Alperico sonrió, dijo que tenía cosas más productivas que hacer y se fue como había llegado, saludando al perro del Tatius que lo miraba de reojo, midiendo cuidadosamente el accionar de esa mano que acariciaba su nuca. La sospecha del canino era comprensible.
Pasé por la biblioteca central y anoté aquella cita en que otro mexicano se confesaba: “Sonrientes o coléricos, con la mano abierta o cerrada, los Estados Unidos ni nos oyen ni nos miran pero caminan, y al caminar, se meten por nuestras tierras y nos aplastan. Es imposible detener a un gigante; no lo es, aunque tampoco sea fácil, obligarlo a oír a los otros: si escucha se abre la posibilidad de la convivencia. Por razón de sus orígenes (el puritano habla con Dios y consigo mismo, no con los otros) y, sobre todo, de su poderío, los norteamericanos sobresalen en el monólogo: son elocuentes y, también, conocen el valor del silencio. Pero la conversación no es su fuerte: no saben ni escuchar ni replicar” (Octavio Paz, Posdata, 1969, a El Laberinto de la Soledad).

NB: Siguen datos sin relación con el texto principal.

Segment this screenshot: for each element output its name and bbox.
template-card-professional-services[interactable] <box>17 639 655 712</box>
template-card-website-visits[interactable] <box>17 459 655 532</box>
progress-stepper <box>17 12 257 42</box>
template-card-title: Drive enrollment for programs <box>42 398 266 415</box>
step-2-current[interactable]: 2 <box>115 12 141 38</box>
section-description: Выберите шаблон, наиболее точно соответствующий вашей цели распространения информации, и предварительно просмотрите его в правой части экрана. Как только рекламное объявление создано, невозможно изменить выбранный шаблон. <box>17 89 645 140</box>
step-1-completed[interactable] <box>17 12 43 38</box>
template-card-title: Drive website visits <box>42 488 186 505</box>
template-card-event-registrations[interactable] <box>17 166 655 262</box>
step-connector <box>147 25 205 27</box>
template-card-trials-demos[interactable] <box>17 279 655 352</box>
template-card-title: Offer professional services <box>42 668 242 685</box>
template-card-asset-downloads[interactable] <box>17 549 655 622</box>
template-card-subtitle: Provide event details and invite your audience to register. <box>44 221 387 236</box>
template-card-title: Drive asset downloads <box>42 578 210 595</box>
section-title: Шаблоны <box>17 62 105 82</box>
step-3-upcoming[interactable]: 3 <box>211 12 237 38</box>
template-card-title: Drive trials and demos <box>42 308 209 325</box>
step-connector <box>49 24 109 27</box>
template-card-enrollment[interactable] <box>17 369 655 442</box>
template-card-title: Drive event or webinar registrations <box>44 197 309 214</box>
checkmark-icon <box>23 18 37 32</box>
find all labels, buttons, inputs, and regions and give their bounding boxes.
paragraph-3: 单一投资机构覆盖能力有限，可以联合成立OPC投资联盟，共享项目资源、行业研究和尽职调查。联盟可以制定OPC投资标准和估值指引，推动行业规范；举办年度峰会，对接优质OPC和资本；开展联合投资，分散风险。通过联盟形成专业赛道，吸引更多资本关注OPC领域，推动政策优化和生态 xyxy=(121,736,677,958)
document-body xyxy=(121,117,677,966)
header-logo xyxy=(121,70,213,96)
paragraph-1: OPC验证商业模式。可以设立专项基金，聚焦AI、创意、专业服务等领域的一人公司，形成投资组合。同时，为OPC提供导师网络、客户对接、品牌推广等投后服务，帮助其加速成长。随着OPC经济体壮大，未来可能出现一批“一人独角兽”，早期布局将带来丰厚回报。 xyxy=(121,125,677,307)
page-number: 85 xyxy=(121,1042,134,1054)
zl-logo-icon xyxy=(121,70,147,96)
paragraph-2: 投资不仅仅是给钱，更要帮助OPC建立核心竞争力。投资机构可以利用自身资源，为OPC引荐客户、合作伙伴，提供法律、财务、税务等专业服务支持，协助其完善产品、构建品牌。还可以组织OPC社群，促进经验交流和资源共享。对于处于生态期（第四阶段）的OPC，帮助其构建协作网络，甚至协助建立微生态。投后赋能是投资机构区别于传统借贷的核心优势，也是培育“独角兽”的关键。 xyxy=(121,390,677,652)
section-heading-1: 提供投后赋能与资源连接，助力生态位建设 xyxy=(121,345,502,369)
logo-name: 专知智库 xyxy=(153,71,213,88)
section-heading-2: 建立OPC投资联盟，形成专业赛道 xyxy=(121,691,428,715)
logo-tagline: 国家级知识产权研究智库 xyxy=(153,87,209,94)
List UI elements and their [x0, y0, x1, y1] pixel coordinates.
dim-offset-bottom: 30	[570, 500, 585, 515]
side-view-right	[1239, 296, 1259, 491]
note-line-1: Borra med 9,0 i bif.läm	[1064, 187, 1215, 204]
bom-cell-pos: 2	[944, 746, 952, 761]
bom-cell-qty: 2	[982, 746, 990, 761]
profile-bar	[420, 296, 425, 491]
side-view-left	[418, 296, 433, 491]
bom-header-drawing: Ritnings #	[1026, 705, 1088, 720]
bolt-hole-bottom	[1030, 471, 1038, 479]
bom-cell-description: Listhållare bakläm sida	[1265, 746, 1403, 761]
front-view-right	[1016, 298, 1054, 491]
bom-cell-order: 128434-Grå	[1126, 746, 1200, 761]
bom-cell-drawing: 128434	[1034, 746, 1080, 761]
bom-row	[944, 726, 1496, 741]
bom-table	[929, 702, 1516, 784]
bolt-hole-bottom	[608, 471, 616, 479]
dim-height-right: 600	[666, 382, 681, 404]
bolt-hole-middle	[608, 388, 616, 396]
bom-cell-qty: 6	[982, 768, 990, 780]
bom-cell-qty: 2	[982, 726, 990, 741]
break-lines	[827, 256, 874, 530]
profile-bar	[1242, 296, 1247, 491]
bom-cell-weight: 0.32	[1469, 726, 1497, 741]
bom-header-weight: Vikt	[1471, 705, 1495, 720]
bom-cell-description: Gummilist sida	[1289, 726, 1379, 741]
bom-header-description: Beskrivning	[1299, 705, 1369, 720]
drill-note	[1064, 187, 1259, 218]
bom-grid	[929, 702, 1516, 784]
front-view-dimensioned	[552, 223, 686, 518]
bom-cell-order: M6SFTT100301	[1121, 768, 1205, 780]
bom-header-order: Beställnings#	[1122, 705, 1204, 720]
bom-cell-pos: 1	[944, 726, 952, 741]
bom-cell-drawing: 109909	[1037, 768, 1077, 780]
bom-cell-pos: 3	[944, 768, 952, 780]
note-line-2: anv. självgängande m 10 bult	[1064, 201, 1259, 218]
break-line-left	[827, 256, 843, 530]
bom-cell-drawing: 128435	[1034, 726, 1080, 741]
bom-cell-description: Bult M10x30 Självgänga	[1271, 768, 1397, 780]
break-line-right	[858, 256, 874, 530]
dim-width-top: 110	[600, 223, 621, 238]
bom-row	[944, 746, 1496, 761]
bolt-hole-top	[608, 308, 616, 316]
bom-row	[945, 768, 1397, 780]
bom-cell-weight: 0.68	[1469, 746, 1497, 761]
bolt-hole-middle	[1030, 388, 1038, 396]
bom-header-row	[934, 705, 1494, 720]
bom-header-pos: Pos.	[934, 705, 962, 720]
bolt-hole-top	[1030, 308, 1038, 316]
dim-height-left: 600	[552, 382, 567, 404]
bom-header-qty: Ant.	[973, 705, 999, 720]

Se me ocurrió pensar que no se trataba sólo de un carácter nacional, sino de uno de los rasgos del éxito. Para confirmarlo estaban Alperico y Manuel, que si bien no eran exitosos en nada se consideraban como tales. Y la imaginación es el primer requisito para cualquier realidad.
- Jorge Majfud, The University of Georgia.